Nouvel attentat après la tuerie d’Istanbul

Un nouvel attentat a fait deux morts dans la ville côtière d’Izmir, 5 jours après la tuerie d’Istanbul dont l’auteur est toujours en fuite.

L’attaque à la voiture piégée a visé un tribunal d’Izmir, tuant un policier et un huissier, selon les médias turcs. Deux «terroristes» ont en outre été tués par la police après l’explosion, selon la même source.
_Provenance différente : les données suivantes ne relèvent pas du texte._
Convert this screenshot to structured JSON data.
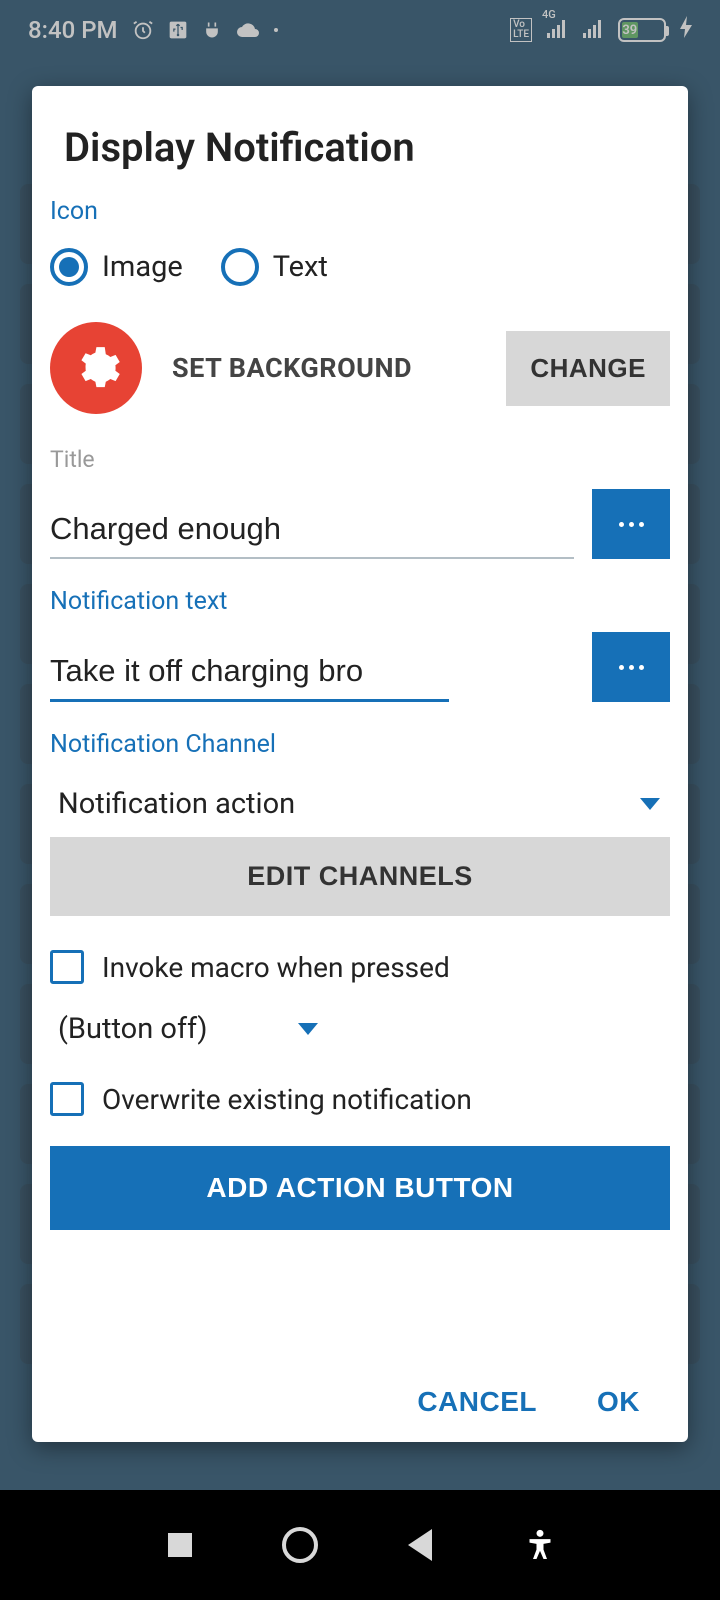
{
  "statusbar": {
    "time": "8:40 PM",
    "battery_pct": "39"
  },
  "dialog": {
    "title": "Display Notification",
    "icon_section": "Icon",
    "radio_image": "Image",
    "radio_text": "Text",
    "set_background": "SET BACKGROUND",
    "change": "CHANGE",
    "title_label": "Title",
    "title_value": "Charged enough",
    "notif_text_label": "Notification text",
    "notif_text_value": "Take it off charging bro",
    "channel_label": "Notification Channel",
    "channel_value": "Notification action",
    "edit_channels": "EDIT CHANNELS",
    "invoke_macro": "Invoke macro when pressed",
    "button_off": "(Button off)",
    "overwrite": "Overwrite existing notification",
    "add_action": "ADD ACTION BUTTON",
    "cancel": "CANCEL",
    "ok": "OK"
  }
}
Six personnes, dont trois policiers, ont par ailleurs été blessées, a annoncé l’agence Dogan.

Le PKK soupçonné

Les autorités turques soupçonnent le Parti des Travailleurs du Kurdistan (PKK) d’être à l’origine de l’attaque d’hier. «Un de nos frères policiers est décédé, mais il a permis d’empêcher un bien plus grand nombre de victimes », a estimé le préfet d’Izmir. Les assaillants ont déclenché leurs explosifs lorsqu’ils ont été arrêtés à un contrôle policier devant le tribunal, selon l’agence progouvernementale Anadolu. Deux suspects liés à l’attaque ont été arrêtés, a ajouté l’agence. « Vu leur équipement, il apparaît que l’objectif était de faire un carnage bien plus important», a déclaré le vice-Premier ministre, Veysi Kaynak.

Cet attentat est le dernier en date d’une série d’attaques qui a endeuillé la Turquie en 2016 et qui ont été soit imputées aux djihadistes du groupe État islamique (EI) soit revendiquées par la rébellion kurde.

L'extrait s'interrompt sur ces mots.